Estas medidas enquadravam-se na política defendida por Caetano desde os anos 50, que pretendia reduzir as desigualdades sociais, ajudar os mais desfavorecidos e assegurar um desenvolvimento harmonioso económico e industrial do país. Eram essas as reivindicações que ele formulara na sua correspondência particular com Salazar ou que inscreveu no II plano de fomento, que preparou quando passou pelo ministério da Presidência do Conselho entre 1955 e 1958. então uma certa continuidade, como mostrou Fernando Rosas, entre as propostas de Caetano antes de 1968 e a sua governação.
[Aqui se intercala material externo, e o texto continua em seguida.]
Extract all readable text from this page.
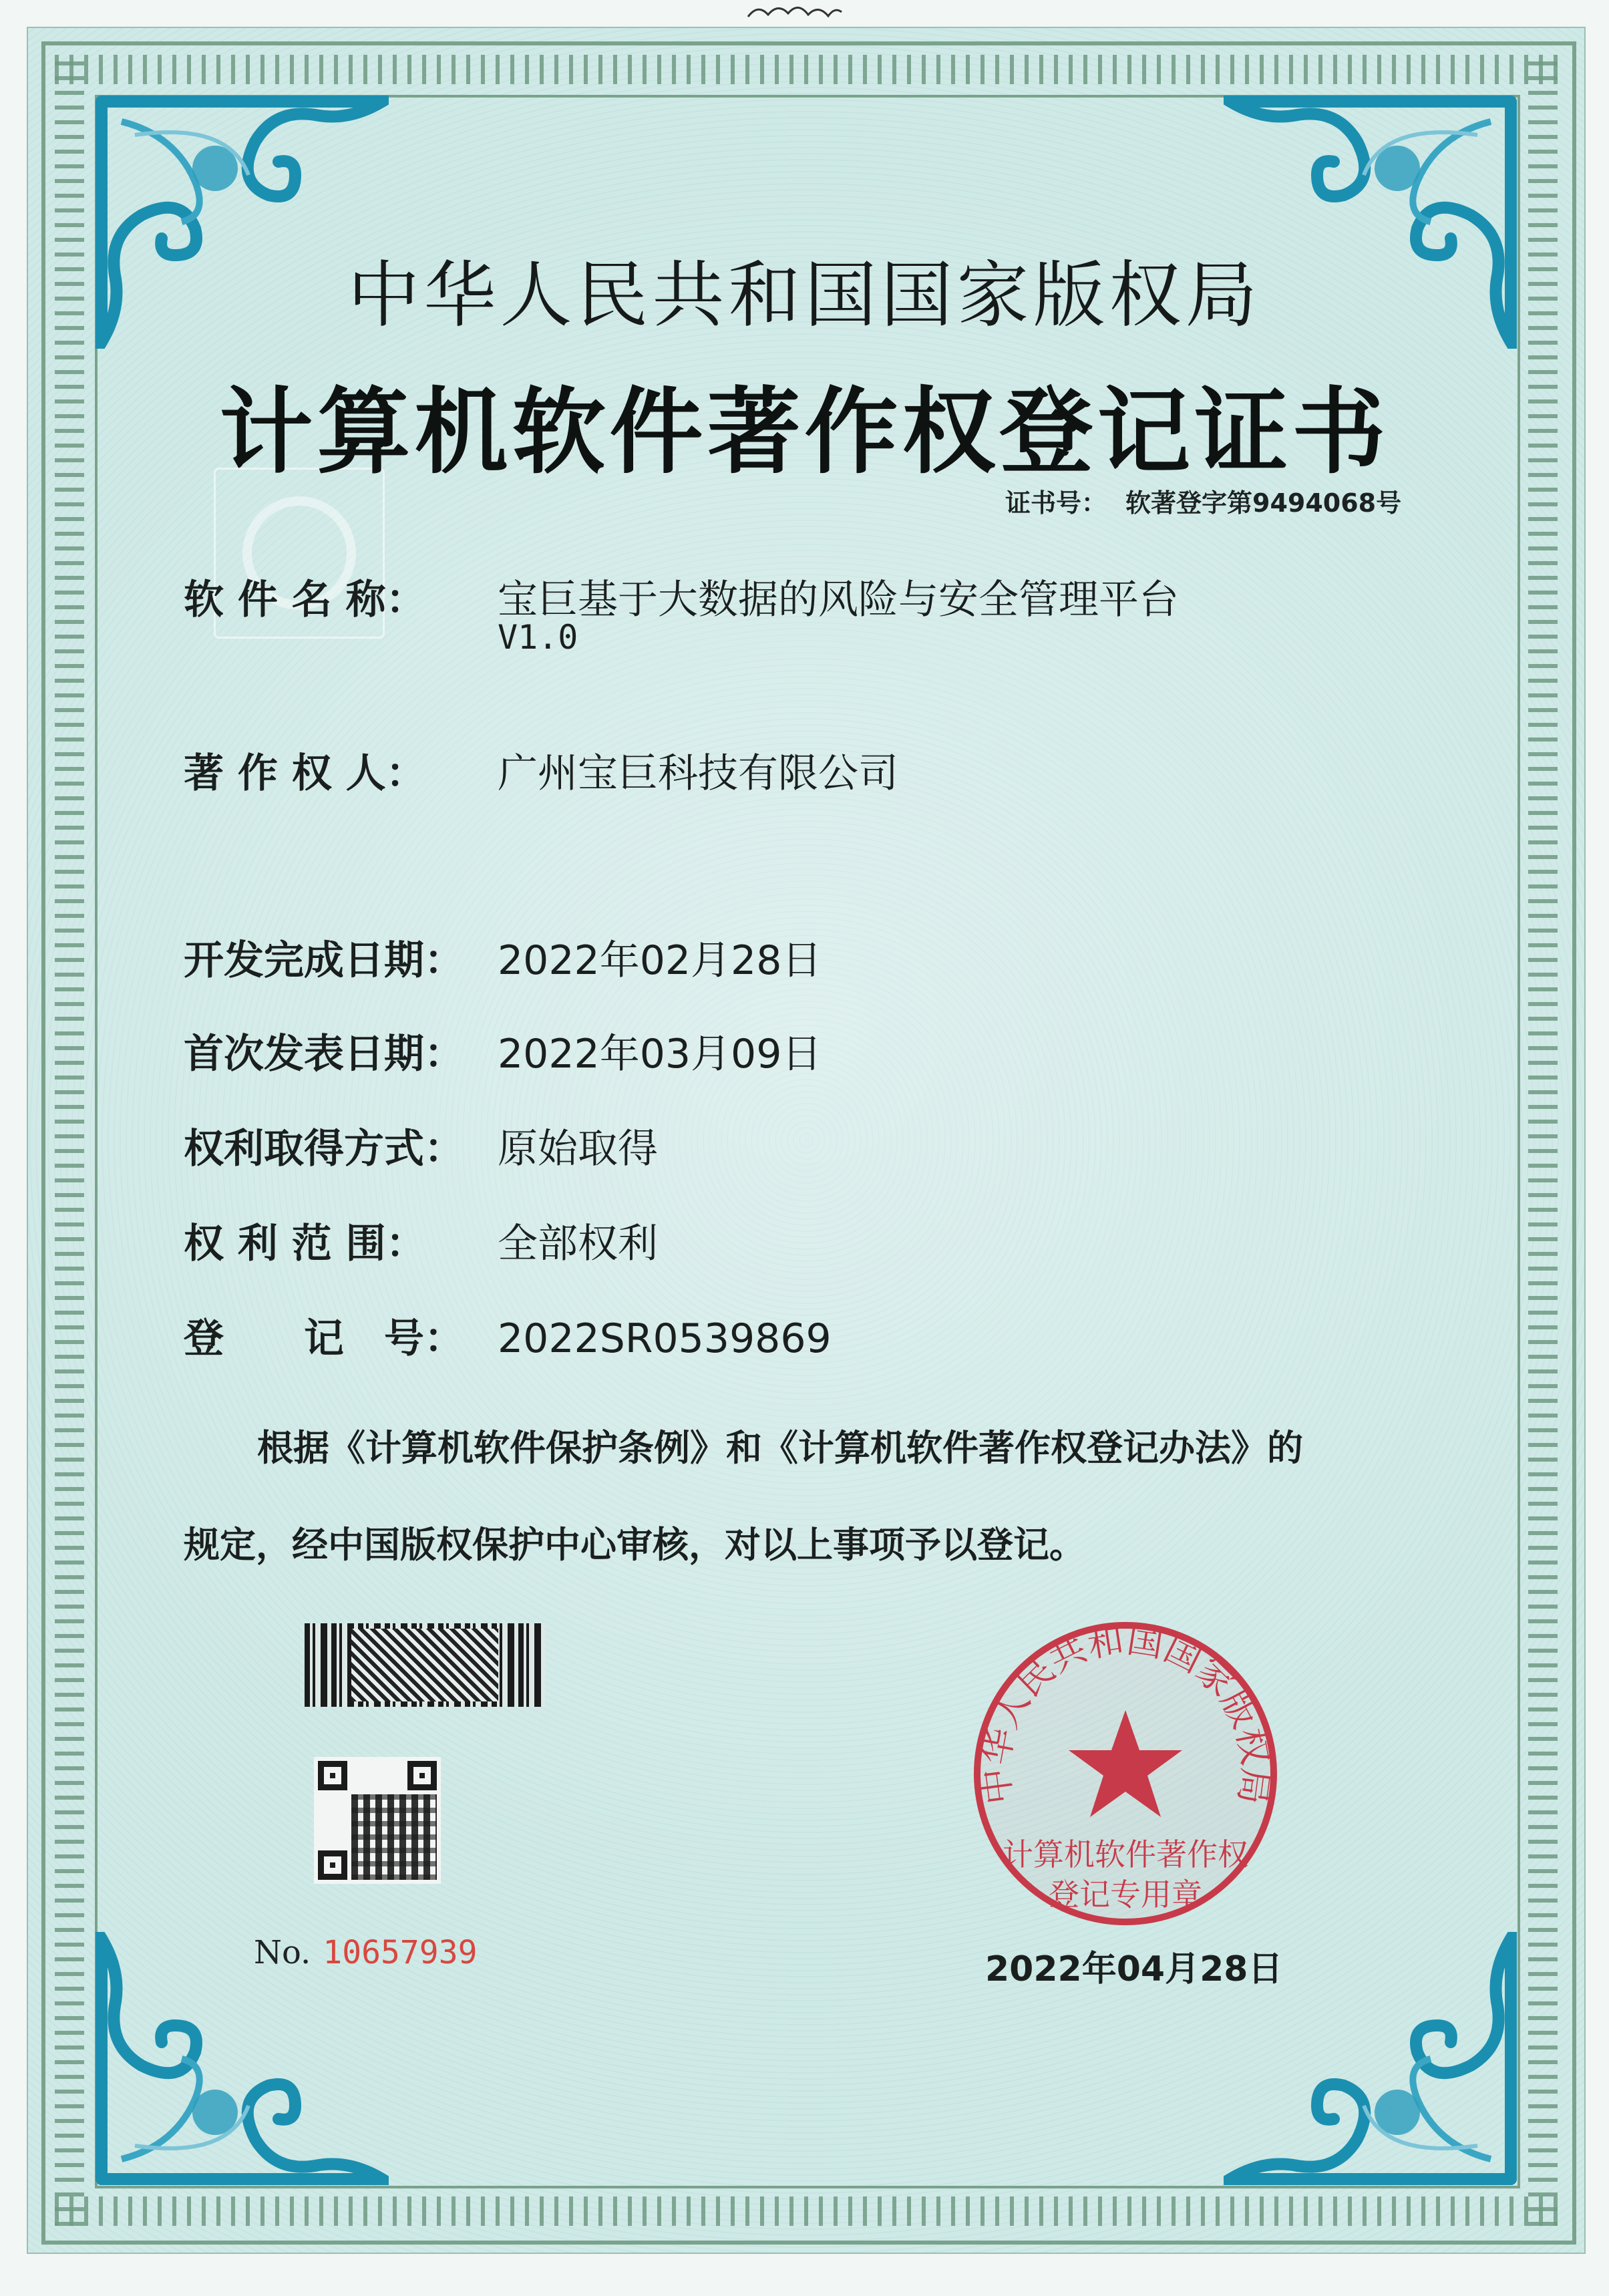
中华人民共和国国家版权局
计算机软件著作权登记证书
证书号： 软著登字第9494068号
软 件 名 称： 宝巨基于大数据的风险与安全管理平台
V1.0
著 作 权 人： 广州宝巨科技有限公司
开发完成日期： 2022年02月28日
首次发表日期： 2022年03月09日
权利取得方式： 原始取得
权 利 范 围： 全部权利
登　　记　号： 2022SR0539869
根据《计算机软件保护条例》和《计算机软件著作权登记办法》的
规定，经中国版权保护中心审核，对以上事项予以登记。
No. 10657939
中华人民共和国国家版权局
计算机软件著作权
登记专用章
2022年04月28日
Por outro lado, em 1968, Caetano recupera o fervilhar de ideias dos anos 50 e 60. Em 1968, em várias políticas públicas, como foi o caso da política social, Caetano tem de promulgar decretos que estavam prontos anos.

Mas é preciso não ver apenas nesta legislação promulgada por Marcelo Caetano uma concessão magnânima ou uma simples coerência com um conjunto de ideias anteriores. Trata-se, mais do que isso, de uma concessão feita a fim de travar o movimento da emigração, entendido como um protesto colectivo silencioso e como uma forma de cortar a insatisfação e o sentimento de insegurança social provocado pela emigração. Diferentemente de Salazar, que viveu quase em clausura durante os últimos anos do seu "reinado", não conhecendo o país senão pelos jornais, pela correspondência recebida e pelos relatos das suas visitas, Marcelo Caetano esteve atento às mutações socioeconómicas do país e possuía uma leitura menos passadista destas evoluções. Esta política não deu os seus frutos a curto prazo, pois a emigração conheceu o seu apogeu entre os anos de 1969 e 1971. Mas ela revela a tentativa de Marcelo Caetano para se ligar às classes populares e para ganhar uma legitimidade à falta da conferida pelo sufrágio livre e concorrencial dos eleitores ou pela tradição à qual ele aspirava a fim de, nomeadamente, se tornar mais independente em relação aos "ultras" salazaristas, representados pelo presidente da República, e de enfraquecer a oposição (Valente, 2002, p. 136; Fernandes, 2005). O início do processo das concessões de regalias sociais à população rural acontece poucos meses antes das eleições legislativas de Novembro de 1969, com as quais Caetano queria legitimar perante Américo Tómas e os "ultras", mas também perante a oposição o seu poder e fortalecer a sua autoridade. Do mesmo modo, as medidas sociais dirigidas à população rural propiciavam a Caetano nas suas visitas à província aclamações populares, em parte organizadas pelas autoridades locais, que ele instrumentalizava na luta travada com Belém. Depois das manifestações de apoio popular, devidamente propagandeadas, Caetano, segundo um antigo ministro do seu governo, podia falar "com vigor reforçado" ao "presidente da República [que] não podia naturalmente ignorar a importância de tão exuberante apoio das populações" (Pinto, 1994, p. 297).

Conclusão O exemplo dos efeitos directos e indirectos da emigração portuguesa sobre a evolução do Estado-providência português demonstra que o estudo do regime autoritário português não pode reproduzir a ideia de uma política autónoma da sociedade na sua globalidade, agindo sem tomar em atenção os movimentos da população, que, como a emigração clandestina o prova, podia desobedecer de facto aos desejos formulados pelas elites e libertar-se das leis destinadas a controlar e regulamentar a mobilidade. E por detrás da imagem de apolitismo ou de passividade que temos do campesinato português, ou da imagem que este transmitiu para se proteger, "resistir e adaptar-se" (Silva, 1998), esconde-se uma variedade de práticas sociais que podemos considerar formas de resistência. As grelhas de análise oferecidas por uma parte da literatura sobre os movimentos sociais revelam-se insuficientes para descodificar as práticas sociais dos indivíduos pertencentes às classes sociais populares nos regimes autoritários. Como defendem estudiosos de regimes totalitários e autoritários (Blum e Mespoulet, 2003, p. 5), é necessário matizar o primado do político sobre as dinâmicas sociais e ver nas decisões políticas adaptações às tensões existentes no seio da sociedade. Esta perspectiva tem de ser articulada com um estudo fino do campo político e administrativo e das estratégias dos actores que nele actuam e estão em luta para impor ao Estado, portanto à sociedade na sua globalidade, as suas visões do mundo.